From: Rex Rowan <rexrowan@gmail.com>
To: Alachua County birding report

There was quite a congregation at Sweetwater Wetlands Park after the report of the Baird’s Sandpiper went out – I’ve posted a picture of the “twitch” here: https://www.flickr.com/photos/74215662@N04/17896125790/in/dateposted-public/ – and we spent a lot of time looking at the bird through our scopes, zooming in, zooming out, conferring with each other. We all agreed it appeared to be long-winged, but Baird’s has a very thin, straight bill and the bill on this bird looked stouter than we’d expect, more like a Semipalmated’s. However there were four Semipalmateds hanging around in a flock, and this bird was not associating with them. The field marks were all uncertain, anyway: we were viewing the bird across the southern “moat” at a distance of a couple of hundred feet, too far to be sure of anything. But then, as we watched, an Osprey cruised over the bird at a height of only six feet or so, and it took off to the west, then made a U-turn, came back in our direction along our side of the moat, and set down on the mud just fifty feet away. At this distance all the details we couldn’t see across the moat were clear, and it became obvious that the tips of the primaries were even with the tip of the tail rather than extending beyond it. So it was a Semipalmated Sandpiper and not a Baird’s. I’ve noted the Semipalmated’s relatively long-winged structure before: https://www.flickr.com/photos/30736692@N00/3026633716/in/album-72157594281975202/

So what can we learn from this? Nothing, I hope! This is the way it’s supposed to work! If you think you have a rare bird, let people know! It’s much better to retract an ID later than to delay reporting it until you’re 100% sure and let a good bird get away.

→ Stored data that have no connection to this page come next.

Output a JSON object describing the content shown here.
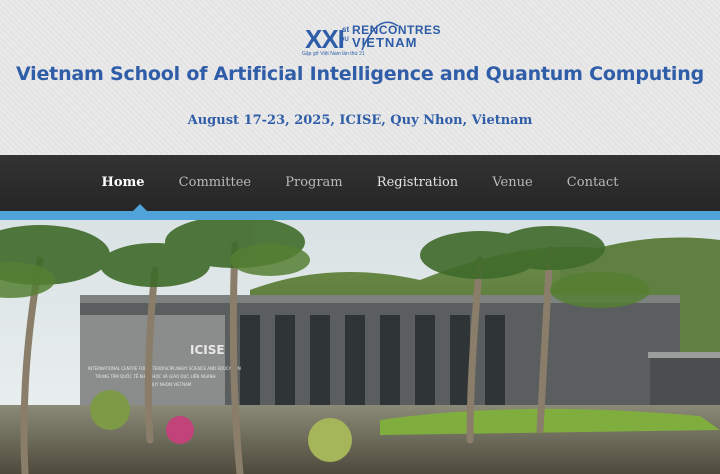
{
  "logo": {
    "number": "XXI",
    "superscript": "st",
    "word1": "RENCONTRES",
    "du": "DU",
    "word2": "VIETNAM",
    "tagline": "Gặp gỡ Việt Nam lần thứ 21"
  },
  "header": {
    "title": "Vietnam School of Artificial Intelligence and Quantum Computing",
    "dates": "August 17-23, 2025, ICISE, Quy Nhon, Vietnam"
  },
  "nav": {
    "items": [
      {
        "label": "Home",
        "state": "active"
      },
      {
        "label": "Committee",
        "state": "normal"
      },
      {
        "label": "Program",
        "state": "normal"
      },
      {
        "label": "Registration",
        "state": "highlight"
      },
      {
        "label": "Venue",
        "state": "normal"
      },
      {
        "label": "Contact",
        "state": "normal"
      }
    ]
  },
  "photo": {
    "sign": "ICISE",
    "plaque_lines": [
      "INTERNATIONAL CENTRE FOR INTERDISCIPLINARY SCIENCE AND EDUCATION",
      "TRUNG TÂM QUỐC TẾ KHOA HỌC VÀ GIÁO DỤC LIÊN NGÀNH",
      "QUY NHON VIETNAM"
    ]
  },
  "colors": {
    "brand": "#2f5da8",
    "nav_bg": "#2b2b2b",
    "accent_bar": "#4fa3d8"
  }
}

Other sightings at SWP this morning included one or two Spotted Sandpipers, a Purple Gallinule sitting on a nest (with chicks, I was told), and four Black-necked Stilts sitting on nests. John Martin got a photo of one of the nesting stilts on the 21st: https://www.flickr.com/photos/thermalin/17862765378/

Still a few migrants moving through. Jerry Krummrich in Lake City and Andy Kratter in SE Gainesville both had American Redstarts in their yards yesterday.